À l'automne de 1872, elle chante pour la première fois dans les festivals anglais puis se produit avec succès à Paris, au Théâtre-des-Italiens, dans La Sonnambula, Lucia di Lammermoor et Rigoletto. La saison 1873 à Londres lui apporte de nouveaux triomphes avec Les Diamants de la couronne d'Auber, Hamlet de Thomas ainsi que Le Nozze di Figaro (rôle de la Comtesse). Elle triomphe ensuite à Moscou et à Saint-Pétersbourg puis revient à Covent Garden en 1874 où elle chante pour la première fois Elvira dans I Puritani. Un contrat avec les impresarios Maurice et Max Strakosch l'amène aux États-Unis pour une tournée en 1874-1875. Le 21 octobre, elle débute dans La Sonnambula à l'Academy of Music de New York où elle chante ensuite Lucia, Mignon, Gilda, Martha puis Elsa (Lohengrin), son premier rôle wagnérien, appris en 15 jours. La tournée Strakosch se poursuit jusqu'en février 1875, puis elle se rend à Venise pour chanter Lucia avec Tamagno, le futur créateur d' Otello de Verdi.

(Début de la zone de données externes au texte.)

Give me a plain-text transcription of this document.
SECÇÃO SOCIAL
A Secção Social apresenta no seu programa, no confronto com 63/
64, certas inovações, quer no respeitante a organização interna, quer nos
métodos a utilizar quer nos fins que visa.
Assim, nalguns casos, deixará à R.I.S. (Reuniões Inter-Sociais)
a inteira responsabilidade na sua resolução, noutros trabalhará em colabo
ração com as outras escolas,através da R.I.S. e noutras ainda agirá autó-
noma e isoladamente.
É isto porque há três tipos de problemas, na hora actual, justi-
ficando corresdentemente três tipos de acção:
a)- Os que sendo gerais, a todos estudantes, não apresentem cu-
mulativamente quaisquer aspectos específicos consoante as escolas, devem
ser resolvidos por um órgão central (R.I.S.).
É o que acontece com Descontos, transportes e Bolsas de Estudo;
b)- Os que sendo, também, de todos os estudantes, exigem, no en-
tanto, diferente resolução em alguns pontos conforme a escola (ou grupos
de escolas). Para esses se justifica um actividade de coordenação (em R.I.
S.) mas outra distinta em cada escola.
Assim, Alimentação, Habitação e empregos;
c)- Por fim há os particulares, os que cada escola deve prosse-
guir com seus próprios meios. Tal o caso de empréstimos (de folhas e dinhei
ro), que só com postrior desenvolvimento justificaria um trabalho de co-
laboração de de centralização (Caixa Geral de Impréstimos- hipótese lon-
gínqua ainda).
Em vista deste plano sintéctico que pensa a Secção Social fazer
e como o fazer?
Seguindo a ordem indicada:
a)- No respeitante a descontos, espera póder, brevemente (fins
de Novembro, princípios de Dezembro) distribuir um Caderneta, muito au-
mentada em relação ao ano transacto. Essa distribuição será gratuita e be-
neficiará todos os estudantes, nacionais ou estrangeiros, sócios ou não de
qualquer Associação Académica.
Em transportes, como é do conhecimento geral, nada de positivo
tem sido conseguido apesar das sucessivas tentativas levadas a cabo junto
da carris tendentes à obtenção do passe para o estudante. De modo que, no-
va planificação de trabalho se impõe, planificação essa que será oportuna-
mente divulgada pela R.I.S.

De retour à Covent Garden, elle crée en Angleterre Elsa de Lohengrin en plus de reprendre ses rôles habituels. La saison suivante, c'est la création de Tannhäuser, dans lequel elle joue le rôle d'Élisabeth. Après une tournée en Angleterre et en Irlande, elle participe aux festivals de Birmingham et de Leeds puis fait une autre saison à Paris, aux Théâtre-des-Italiens, où son succès est cette fois décisif dans Linda, Lucia, Elvira, Gilda et Amina. Elle est reçue par le président MacMahon et chante au Palais de l'Élysée. À Londres, sa saison de 1877 est marquée par son interprétation du rôle de Senta dans Le Vaisseau fantôme et sa participation au festival Haendel du Crystal Palace devant 20 000 auditeurs. Au printemps de 1878, à Paris, elle chante La Traviata puis crée un opéra écrit pour elle par von Flotow, Alma l'incantatrice. Le 6 août suivant, elle épouse Ernest Gye qui vient de succéder à son père à la direction de Covent Garden. De ce mariage naît le 4 juin 1879 un fils, Frederick Ernest. Après une importante carrière diplomatique, le fils d'Albani meurt célibataire à Londres en 1955 après avoir vécu à Montréal (1941-1952). En 1934, il établit au Conservatoire royal de musique l'Albani Prize, attribué chaque année depuis à une jeune chanteuse.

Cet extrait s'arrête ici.